Part (III): Application of prepared cation and anion exchange membranes in microbial desalination fuel cell
- The operation of MDFCs using bio-catholyte as electron acceptor achieved the lowest salt removal, (OCV), polarization and power density of 44.15%, 0.525 V and 33.5 Wm-2 at a current density of 186.1 mA m−2 respectively while using KMnO4 as acceptor achieved highest values of 60.17 %, 1.350 V and 151.5 W m-2 at a current density of 275.57 mA m−2 respectively.

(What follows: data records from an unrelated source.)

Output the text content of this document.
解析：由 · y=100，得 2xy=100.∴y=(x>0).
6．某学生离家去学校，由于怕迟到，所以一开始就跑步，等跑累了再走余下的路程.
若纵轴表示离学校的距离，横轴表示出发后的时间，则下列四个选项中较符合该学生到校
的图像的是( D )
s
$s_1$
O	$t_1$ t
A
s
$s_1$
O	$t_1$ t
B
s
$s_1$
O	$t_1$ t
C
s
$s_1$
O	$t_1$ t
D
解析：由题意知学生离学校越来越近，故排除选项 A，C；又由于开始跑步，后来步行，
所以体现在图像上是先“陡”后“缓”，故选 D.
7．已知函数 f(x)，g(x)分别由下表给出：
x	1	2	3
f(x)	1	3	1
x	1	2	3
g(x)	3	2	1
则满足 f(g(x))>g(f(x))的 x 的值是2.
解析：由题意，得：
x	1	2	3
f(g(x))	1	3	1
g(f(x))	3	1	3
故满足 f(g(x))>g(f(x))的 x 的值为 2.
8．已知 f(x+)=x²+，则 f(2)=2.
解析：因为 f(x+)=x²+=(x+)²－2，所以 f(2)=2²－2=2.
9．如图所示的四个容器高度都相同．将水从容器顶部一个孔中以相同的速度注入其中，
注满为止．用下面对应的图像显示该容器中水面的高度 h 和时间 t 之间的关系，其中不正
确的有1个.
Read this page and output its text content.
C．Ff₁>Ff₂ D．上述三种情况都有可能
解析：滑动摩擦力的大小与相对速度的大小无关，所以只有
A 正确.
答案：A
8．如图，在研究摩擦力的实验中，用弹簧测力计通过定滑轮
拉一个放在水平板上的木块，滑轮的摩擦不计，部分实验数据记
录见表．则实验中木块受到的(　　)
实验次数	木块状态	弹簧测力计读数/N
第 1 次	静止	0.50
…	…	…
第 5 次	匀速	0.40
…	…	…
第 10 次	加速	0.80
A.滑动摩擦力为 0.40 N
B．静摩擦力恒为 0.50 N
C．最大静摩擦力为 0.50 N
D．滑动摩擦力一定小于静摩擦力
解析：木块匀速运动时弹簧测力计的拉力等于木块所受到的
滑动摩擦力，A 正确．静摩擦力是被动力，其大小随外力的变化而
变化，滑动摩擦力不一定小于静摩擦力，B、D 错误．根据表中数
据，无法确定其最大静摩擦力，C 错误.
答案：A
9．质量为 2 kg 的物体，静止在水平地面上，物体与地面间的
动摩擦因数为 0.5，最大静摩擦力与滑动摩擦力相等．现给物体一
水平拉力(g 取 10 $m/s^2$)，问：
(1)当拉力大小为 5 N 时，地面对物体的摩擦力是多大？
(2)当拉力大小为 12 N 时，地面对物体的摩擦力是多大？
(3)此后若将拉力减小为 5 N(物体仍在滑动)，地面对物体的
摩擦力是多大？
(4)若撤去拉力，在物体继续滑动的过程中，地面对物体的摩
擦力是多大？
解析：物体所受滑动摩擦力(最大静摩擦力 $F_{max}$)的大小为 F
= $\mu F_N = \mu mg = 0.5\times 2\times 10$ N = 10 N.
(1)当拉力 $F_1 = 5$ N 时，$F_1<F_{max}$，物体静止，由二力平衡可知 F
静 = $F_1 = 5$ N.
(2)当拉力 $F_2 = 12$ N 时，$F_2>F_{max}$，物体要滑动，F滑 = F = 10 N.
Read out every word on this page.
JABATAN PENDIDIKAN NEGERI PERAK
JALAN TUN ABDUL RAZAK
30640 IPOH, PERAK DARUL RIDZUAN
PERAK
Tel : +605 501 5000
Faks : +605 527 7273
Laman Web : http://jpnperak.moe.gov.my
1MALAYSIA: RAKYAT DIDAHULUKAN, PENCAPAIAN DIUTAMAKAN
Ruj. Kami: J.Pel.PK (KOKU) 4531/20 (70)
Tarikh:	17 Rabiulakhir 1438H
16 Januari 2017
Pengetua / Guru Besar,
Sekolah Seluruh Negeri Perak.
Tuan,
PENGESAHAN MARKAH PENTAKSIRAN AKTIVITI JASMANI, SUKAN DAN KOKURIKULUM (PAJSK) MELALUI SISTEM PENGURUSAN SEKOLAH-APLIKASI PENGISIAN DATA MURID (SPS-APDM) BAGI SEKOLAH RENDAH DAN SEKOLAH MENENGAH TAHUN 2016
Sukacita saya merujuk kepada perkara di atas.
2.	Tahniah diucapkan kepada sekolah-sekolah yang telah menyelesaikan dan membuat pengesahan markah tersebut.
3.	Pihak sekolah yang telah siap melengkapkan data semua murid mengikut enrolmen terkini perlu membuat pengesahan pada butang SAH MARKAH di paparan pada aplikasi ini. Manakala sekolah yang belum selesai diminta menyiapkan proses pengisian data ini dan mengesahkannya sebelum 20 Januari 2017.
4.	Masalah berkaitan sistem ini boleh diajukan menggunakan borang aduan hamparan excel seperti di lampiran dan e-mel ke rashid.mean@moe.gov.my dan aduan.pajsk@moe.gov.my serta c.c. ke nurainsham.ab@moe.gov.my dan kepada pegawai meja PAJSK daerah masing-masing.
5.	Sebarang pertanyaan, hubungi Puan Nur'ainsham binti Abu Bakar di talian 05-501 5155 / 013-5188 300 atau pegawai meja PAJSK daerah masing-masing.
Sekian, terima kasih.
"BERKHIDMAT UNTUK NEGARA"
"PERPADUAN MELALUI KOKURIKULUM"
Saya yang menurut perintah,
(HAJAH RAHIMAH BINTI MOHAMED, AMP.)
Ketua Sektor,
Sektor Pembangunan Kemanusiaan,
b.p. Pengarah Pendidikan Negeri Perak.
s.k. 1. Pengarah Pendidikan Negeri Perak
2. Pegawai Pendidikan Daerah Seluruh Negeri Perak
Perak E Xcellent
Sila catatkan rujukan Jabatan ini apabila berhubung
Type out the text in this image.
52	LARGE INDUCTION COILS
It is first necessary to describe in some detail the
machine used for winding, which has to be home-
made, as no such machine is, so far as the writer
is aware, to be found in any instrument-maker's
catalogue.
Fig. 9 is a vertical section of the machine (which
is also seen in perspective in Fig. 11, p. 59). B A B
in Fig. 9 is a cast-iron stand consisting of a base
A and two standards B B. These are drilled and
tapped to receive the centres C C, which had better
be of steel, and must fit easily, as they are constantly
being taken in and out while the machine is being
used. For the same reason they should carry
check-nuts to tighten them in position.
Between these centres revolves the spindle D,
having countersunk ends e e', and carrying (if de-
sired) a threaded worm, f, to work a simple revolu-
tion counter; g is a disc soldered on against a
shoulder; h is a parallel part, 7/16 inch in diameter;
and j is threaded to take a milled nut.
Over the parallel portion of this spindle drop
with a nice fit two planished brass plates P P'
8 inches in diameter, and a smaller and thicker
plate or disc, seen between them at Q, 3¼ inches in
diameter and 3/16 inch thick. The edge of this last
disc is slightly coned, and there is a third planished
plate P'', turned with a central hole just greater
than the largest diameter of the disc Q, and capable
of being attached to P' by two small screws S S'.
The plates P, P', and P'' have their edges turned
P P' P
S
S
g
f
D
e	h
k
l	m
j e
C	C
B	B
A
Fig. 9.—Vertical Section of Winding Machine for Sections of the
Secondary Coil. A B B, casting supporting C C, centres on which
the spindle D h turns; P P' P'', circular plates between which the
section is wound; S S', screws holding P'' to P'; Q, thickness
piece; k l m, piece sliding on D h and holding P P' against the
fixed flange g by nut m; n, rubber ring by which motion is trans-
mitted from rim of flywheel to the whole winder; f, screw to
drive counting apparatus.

- The internal resistance loss is a significant factor that affects power production in MDFCs. The obtained result shows that, the internal resistance decreased from 1.7Ω using bio-catholyte as electron acceptor to 0. 8 Ω using KMnO4.
- The COD removal, Columbic efficiency (CE), columbic removal measurement (CR) and average energy harvest rate in MDFCs using bio-catholyte as electron acceptor were 69.9 %, 13.5%, 9.4 % and 0.520 C h−1 respectively while KMnO4 were 85.8% ,20.6%, 17.4% and 0.961 C h−1 respectivly.